21:1 And these are the ordinances…

Chazal take note of the word “v’ele” – “and these are…”. The Torah seems to be starting a new subject about the laws between man and his fellow, which are totally disconnected from the laws of ascending the mizbeach – the last topic of last week’s Parsha. However, the prefix “and” connects this week’s parsha to last week’s parsha. There are many explanations given to this connection by various commentaries. There is one that I would like to share with you:

The Medrash tells us that when Hashem approached Moshe Rabbeinu at the burning bush, Moshe resisted taking the leadership position because he was afraid that his brother Aharon, who was the leader of Klal Yisrael at the time (and had been their spokesman and their prophet for decades), would be unseated by his younger brother. To this Hashem countered “you have nothing to fear, for not only is Aharon not going to be slighted, but he will actually be happy for you.”

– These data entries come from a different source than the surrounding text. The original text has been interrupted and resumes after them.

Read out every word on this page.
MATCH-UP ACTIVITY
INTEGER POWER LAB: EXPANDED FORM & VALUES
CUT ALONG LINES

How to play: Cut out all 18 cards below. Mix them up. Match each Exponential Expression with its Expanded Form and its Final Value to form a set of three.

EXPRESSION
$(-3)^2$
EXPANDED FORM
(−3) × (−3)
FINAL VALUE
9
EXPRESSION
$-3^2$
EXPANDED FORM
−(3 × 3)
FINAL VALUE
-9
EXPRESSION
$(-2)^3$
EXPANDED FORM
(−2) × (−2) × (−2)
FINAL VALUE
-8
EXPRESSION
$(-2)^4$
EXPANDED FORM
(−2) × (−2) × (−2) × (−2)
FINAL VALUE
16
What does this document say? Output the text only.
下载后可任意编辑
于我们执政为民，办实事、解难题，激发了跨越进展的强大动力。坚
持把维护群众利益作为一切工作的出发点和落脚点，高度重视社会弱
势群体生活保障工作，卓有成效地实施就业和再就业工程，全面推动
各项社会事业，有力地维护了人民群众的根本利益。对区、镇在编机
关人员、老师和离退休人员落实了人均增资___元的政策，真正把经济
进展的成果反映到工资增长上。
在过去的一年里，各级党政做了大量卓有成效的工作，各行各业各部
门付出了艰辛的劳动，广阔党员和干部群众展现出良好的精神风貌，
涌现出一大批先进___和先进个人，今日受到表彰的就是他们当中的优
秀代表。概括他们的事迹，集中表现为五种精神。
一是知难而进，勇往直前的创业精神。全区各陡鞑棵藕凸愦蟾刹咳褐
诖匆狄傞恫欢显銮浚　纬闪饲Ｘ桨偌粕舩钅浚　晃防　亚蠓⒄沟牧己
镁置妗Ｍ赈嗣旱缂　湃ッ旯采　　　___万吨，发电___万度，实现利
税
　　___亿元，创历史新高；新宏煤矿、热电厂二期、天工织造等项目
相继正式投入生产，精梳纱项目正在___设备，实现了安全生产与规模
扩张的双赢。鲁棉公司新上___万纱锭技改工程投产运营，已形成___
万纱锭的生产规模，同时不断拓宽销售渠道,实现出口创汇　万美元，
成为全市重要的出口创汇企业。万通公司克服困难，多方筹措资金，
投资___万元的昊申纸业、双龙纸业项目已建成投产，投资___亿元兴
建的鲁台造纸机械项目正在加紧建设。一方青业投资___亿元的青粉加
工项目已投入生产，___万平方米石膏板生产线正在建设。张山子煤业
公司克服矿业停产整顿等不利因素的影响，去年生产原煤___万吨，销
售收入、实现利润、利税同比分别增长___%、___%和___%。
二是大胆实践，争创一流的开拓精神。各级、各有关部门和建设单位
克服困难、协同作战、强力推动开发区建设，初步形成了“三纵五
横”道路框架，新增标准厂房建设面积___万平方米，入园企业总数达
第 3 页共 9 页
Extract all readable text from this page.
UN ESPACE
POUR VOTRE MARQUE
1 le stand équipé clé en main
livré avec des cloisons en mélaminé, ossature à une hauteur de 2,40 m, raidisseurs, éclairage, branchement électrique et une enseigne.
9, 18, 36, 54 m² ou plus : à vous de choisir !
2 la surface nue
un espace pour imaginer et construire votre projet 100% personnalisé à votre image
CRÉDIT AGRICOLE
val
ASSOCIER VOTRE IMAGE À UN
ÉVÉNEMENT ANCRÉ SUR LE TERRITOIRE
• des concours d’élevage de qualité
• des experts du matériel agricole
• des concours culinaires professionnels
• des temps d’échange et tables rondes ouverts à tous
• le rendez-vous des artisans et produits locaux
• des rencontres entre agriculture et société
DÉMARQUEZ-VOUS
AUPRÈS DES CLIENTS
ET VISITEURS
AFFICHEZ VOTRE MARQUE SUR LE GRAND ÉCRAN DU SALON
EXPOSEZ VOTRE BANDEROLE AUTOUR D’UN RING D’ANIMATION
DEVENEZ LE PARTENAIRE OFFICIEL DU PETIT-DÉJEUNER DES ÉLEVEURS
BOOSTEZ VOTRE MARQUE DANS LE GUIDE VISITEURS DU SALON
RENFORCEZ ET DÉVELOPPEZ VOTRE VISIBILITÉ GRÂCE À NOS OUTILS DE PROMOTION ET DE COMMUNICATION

Indeed, this is a wonderous tale about the sensitivity of Moshe and the selflessness of his brother Aharon. But the question plagued me: If Hashem told Moshe to do something, why should Moshe resist? Is Hashem less sensitive than Moshe? Reb Elya Lopian answers that in order to be a leader, one must not put down the people around him. In fact, the Gemora tells us that Reb Yochanan said that the reason he merited to live a long life was that when he walked in to say his shiur, he did so in a way that it did not even appear as if he was stepping on those around him (let alone to actually step on them).

These words above are very wonderful and demanding, but they do not seem to have relevance to the average person. I, however, think that indeed they do. All of us are judging others all of the time. Whether it is giving a perspective on something that happened at work, in shul, or in traffic, we are judging others. It is improper for someone to judge others if he thinks that he is better than them.

I would like to share with you a personal incident. I once was commissioned to purchase a pair of tefillin and I sought out a sofer who wrote with a beautiful script. However, about his fear of heaven I had no clue. There was a person who I considered a great Talmud hacham, with good middos, and a sensitive Jew, who knew this sofer. I approached him in a candid fashion to get his impression of this sofer. He looked at me and said, “I am not a maiven (expert) to know about my own fear of heaven – and you want me to judge others??” I believe that if we had this kind of outlook, we would probably avoid many issues with our fellow Jew and would not even have to come to Beis Din for litigation.

The idea of not making broad strides on to the mizbeach shows a position of humility. This is the prerequisite for successful interpersonal relationships.